The test revealed Shalom had blood clots in the legs and was referred to a pediatric rheumatologist who ordered more tests.
A Magnetic Resonance Imaging (MRI) of the brain showed several clots with one ventricle of the brain completely blocked. The results confirmed that she suffered from anti-phospholipid syndrome (APS) for which five percent of the population has APS antibodies.
Annually, five cases are reported per 100, 000 people in Kenya.
Dr Charles Omondi, a rheumatologist, says that APS is a rare genetic disease with no cure. It is a condition where the body reacts against its own generated proteins.
Explains Dr Omondi: “The syndrome manifests when the body produces protein substances which trigger reaction against normal tissue –lack of self-tolerance. APS can be triggered by an infection, ultraviolet rays and smoking.”
Dr Omondi further notes that to be sure it is anti-phospholipid syndrome “there must be clots in the body, which manifests with a severe headache which does not go away even with medication. We check for antibodies to confirm if one has APS then scan the body parts for clots. If clots are found, drugs are prescribed.”
Pregnant women suffering from the condition could lose up to three pregnancies all in their first trimester or at 34 weeks due to thrombosis which increases miscarrages from one percent to between 1o to 15 percent for women with APS.
The patients also experience uncontrollable convulsions.
With the diagnosis, Shalom was immediately put on treatment. Since then, she regularly undergoes a test to check the level of blood thickness. This helps monitor the likelihood of formation of clots.
“What makes the treatment expensive are the tests which cost more than the drugs. The tests are done bi-monthly with each costing an average of Sh2,000 in public hospitals,” says Dr Omondi.

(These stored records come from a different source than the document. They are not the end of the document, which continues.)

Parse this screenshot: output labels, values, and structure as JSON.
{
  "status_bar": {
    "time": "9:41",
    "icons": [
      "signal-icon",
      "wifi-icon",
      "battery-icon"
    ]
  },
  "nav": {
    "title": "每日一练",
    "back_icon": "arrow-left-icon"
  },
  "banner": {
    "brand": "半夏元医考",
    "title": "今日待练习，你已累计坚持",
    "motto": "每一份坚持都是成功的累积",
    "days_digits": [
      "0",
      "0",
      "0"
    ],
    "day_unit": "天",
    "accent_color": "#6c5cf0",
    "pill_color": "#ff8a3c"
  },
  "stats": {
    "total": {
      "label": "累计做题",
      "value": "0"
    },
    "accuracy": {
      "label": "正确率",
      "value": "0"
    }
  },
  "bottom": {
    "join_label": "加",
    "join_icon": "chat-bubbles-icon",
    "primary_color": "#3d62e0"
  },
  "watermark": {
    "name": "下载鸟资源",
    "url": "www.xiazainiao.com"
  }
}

The drugs also present some side effects like bleeding and “the drugs and some steroids, increase the susceptibility of patients to viral infections like Covid-19,” he adds.
In the course of managing Shalom, Julie also started developing body jerks and body pains that needed sedation.

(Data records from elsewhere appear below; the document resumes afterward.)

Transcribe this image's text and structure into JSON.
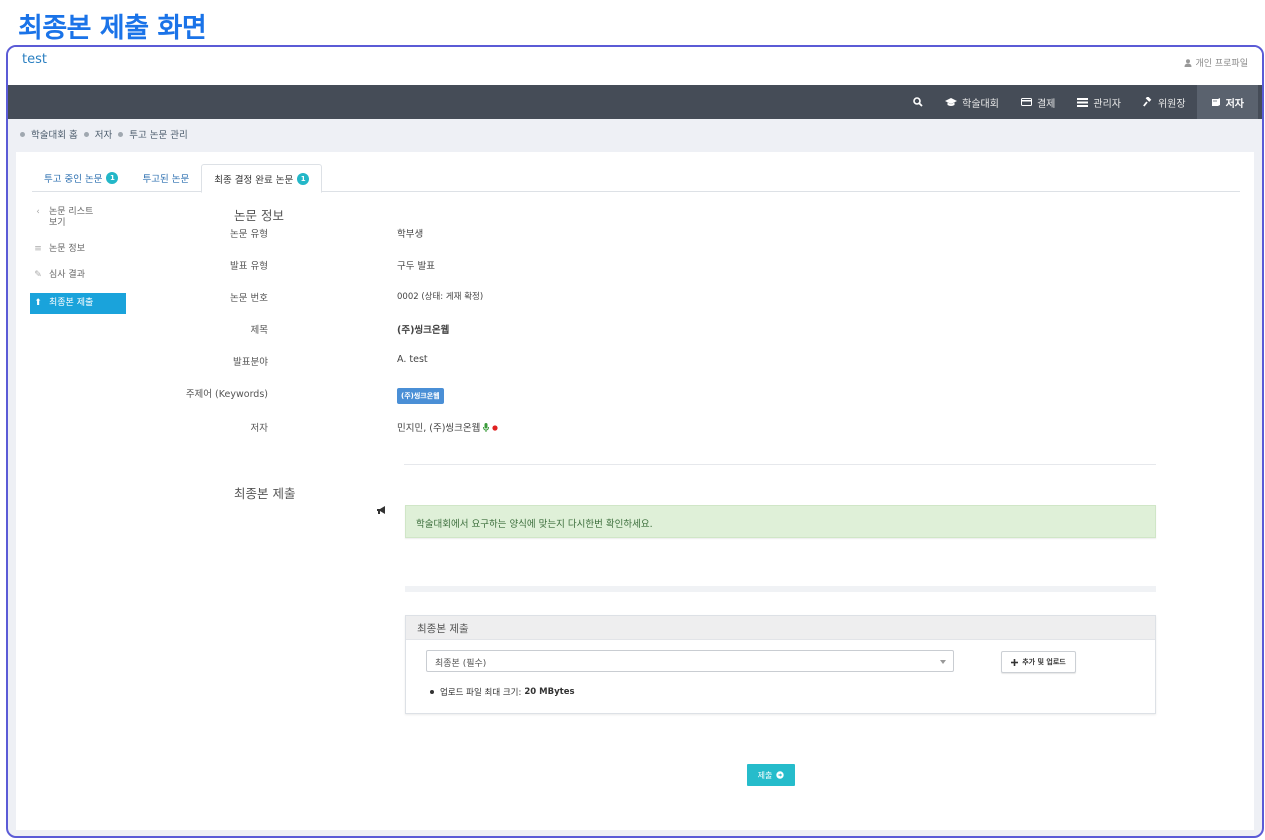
{
  "page_heading": "최종본 제출 화면",
  "app": {
    "brand": "test",
    "profile_link": "개인 프로파일"
  },
  "navbar": {
    "items": [
      {
        "label": "",
        "icon": "search-icon"
      },
      {
        "label": "학술대회",
        "icon": "graduation-cap-icon"
      },
      {
        "label": "결제",
        "icon": "credit-card-icon"
      },
      {
        "label": "관리자",
        "icon": "admin-icon"
      },
      {
        "label": "위원장",
        "icon": "gavel-icon"
      },
      {
        "label": "저자",
        "icon": "book-icon",
        "active": true
      }
    ]
  },
  "breadcrumb": [
    "학술대회 홈",
    "저자",
    "투고 논문 관리"
  ],
  "tabs": [
    {
      "label": "투고 중인 논문",
      "badge": "1"
    },
    {
      "label": "투고된 논문",
      "badge": ""
    },
    {
      "label": "최종 결정 완료 논문",
      "badge": "1",
      "active": true
    }
  ],
  "sidebar": {
    "items": [
      {
        "label": "논문 리스트 보기",
        "icon": "chevron-left-icon"
      },
      {
        "label": "논문 정보",
        "icon": "list-icon"
      },
      {
        "label": "심사 결과",
        "icon": "edit-icon"
      },
      {
        "label": "최종본 제출",
        "icon": "upload-icon",
        "active": true
      }
    ]
  },
  "paper_info": {
    "title": "논문 정보",
    "fields": [
      {
        "label": "논문 유형",
        "value": "학부생"
      },
      {
        "label": "발표 유형",
        "value": "구두 발표"
      },
      {
        "label": "논문 번호",
        "value": "0002 (상태: 게재 확정)"
      },
      {
        "label": "제목",
        "value": "(주)씽크온웹"
      },
      {
        "label": "발표분야",
        "value": "A. test"
      },
      {
        "label": "주제어 (Keywords)",
        "value": "(주)씽크온웹"
      },
      {
        "label": "저자",
        "value": "민지민, (주)씽크온웹"
      }
    ]
  },
  "final_submission": {
    "title": "최종본 제출",
    "notice": "학술대회에서 요구하는 양식에 맞는지 다시한번 확인하세요.",
    "box_title": "최종본 제출",
    "select_value": "최종본 (필수)",
    "add_button": "추가 및 업로드",
    "limit_label": "업로드 파일 최대 크기:",
    "limit_value": "20 MBytes",
    "submit_button": "제출"
  },
  "colors": {
    "heading_blue": "#1a73e8",
    "navbar_bg": "#454c57",
    "active_side": "#1aa3db",
    "badge": "#23b7c8",
    "alert_bg": "#dff0d8",
    "submit": "#26bccb"
  }
}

Her husband, George Omamo, recommended treatment in the US and India on the advice of local doctors. In India, she was treated for back pain while medics in the US diagnosed an enlarged heart and put her on medication.
But three years ago her condition worsened and she was rushed to Kisumu Specialist Hospital where clots were fond in her lung arteries (pulmonary embolism). Like her daughter, she had APS and “it was a shock to us as she had been put on different medications that had little impact on the problem,” says Omamo.
Patients with APS are advised to avoid smoking, minimise sun exposure and wear sunscreen religiously as the sun’s ultraviolet rays damage the cells and dead cells stick around in the body, triggering an immune system attack.
Dr Omondi also says “patients should avoid the risk of mouth infections which spur APS attacks.”
The couple’s firstborn daughter Doxa Keran, 20, was also diagnosed with an autoimmune disorder when she was eight.
Julie says before a neurologist discovered that her thyroid levels were low she was being monitored by a pulmonologist over frequent constipation and put on drugs.
“She is now on autoimmune drugs but from her symptoms we are afraid that it might be APS,” noted Omamo.
While APS is sporadic, it can sometimes be hereditary and Omamo suspects it runs in their family as “Julie’s grandmother succumbed to blood clots in her left leg. So maybe that is the link.”
Today, mother and daughter are on a drug regime that includes a cocktail of painkillers to manage the condition.